- Occupation: Television Producer
- Years active: 1983-Present
- Known for: Starting Nuestra Belleza Latina, Primer Impacto, El Gordo y la Flaca, Un Nuevo Día, and “¡Qué Noche! con Angélica y Raúl”

= Maria Lopez Alvarez =

Maria Lopez Alvarez is a Cuban-American businesswoman and television executive. She has developed entertainment programs for Univision and Telemundo.

==Education==
In 1983, Lopez Alvarez graduated from the University of Miami with a Bachelor of Arts degree in Communications.

==Career==

=== 1983-2011: Univision===
Lopez Alvarez began her career at Univision in 1983, when she joined the company as Associate, and then News Producer, for WLTV 23 in Miami.

In 1991, as an Executive Producer for Univision, Lopez Alvarez launched the first daily news magazine program, Noticias y Más, which evolved the following year into Primer Impacto, a hybrid of news and entertainment on a national level. She subsequently developed primetime (1995) and weekend (2001) editions.

In 2002, Lopez Alvarez became Vice President and Director of News/Entertainment for Univision Network, a position she held until 2010.

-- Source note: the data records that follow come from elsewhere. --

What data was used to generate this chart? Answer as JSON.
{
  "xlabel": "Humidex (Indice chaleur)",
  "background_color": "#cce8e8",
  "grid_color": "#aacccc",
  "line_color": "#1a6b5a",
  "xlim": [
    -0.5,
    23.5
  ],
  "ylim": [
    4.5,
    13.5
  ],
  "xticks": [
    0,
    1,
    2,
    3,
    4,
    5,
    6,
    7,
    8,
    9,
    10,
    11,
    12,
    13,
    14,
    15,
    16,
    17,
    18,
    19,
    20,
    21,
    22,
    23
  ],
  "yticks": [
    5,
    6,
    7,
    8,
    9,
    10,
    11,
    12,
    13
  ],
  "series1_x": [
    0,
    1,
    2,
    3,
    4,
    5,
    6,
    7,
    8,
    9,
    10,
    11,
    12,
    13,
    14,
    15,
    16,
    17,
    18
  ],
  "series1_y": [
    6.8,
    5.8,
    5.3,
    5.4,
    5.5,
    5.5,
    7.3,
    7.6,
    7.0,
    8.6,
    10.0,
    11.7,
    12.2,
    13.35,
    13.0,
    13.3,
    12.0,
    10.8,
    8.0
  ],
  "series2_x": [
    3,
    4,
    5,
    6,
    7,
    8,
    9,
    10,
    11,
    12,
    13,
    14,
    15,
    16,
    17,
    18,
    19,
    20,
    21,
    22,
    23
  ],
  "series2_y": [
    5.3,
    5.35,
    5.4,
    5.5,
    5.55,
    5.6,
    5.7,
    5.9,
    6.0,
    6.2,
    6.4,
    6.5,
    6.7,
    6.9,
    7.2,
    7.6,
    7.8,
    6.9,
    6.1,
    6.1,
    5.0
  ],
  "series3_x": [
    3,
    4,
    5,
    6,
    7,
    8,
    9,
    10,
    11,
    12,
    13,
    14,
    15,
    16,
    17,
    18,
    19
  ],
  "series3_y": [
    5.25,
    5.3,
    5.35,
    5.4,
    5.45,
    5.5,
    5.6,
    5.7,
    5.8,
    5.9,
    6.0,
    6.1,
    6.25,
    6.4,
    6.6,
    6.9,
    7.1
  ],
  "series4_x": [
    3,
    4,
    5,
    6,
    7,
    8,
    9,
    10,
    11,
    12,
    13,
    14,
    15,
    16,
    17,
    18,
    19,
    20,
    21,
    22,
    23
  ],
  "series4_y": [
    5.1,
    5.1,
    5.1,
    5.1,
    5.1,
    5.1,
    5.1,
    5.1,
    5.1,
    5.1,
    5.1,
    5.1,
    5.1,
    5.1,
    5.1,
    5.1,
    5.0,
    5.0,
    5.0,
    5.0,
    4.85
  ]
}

In this capacity she developed and oversaw the network’s daily entertainment news show El Gordo y La Flaca, the first and longest-running daily gossip show.

In 2008, Lopez Alvarez was named one of the most influential figures in the entertainment industry by People en Espanol.

In 2007, Lopez Alvarez launched Nuestra Belleza Latina, a reality competition program, now currently in its 10th season.

In 2010, Lopez Alvarez was made Vice President of Alternative Programming and Vertical Platforms, where she developed and implemented new shows and business plans across all vertical assets of the company, including the television networks Univision, TeleFutura, and Galavisión, as well as Univision Radio, Univision Móvil, and Univision Interactive Media.

=== 2012-2016: Telemundo===
In 2012, shortly after leaving Univision Lopez Alvarez was hired by rival network Telemundo, and was named Senior Vice President of Alternative Programming. In that same year, she was named one of the most powerful women by People en Espanol.

From 2012 to 2014, Lopez Alvarez re-organized and restructured Telemundo's morning show, Un Nuevo Día (formerly ¡Levántate!), by rebranding. It won two years in a row the Emmy Award for outstanding morning program in Spanish.

In 2014, she was named Senior Vice President of Reality Programming and Specials. She supervised all of Telemundo's reality productions, including the network's singing competition La Voz Kids, and Top Chef Estrellas, the primetime culinary competition series.

In 2015, Lopez Alvarez developed and produced ¡Qué Noche! con Angélica y Raúl, Telemundo’s first Saturday Night variety show.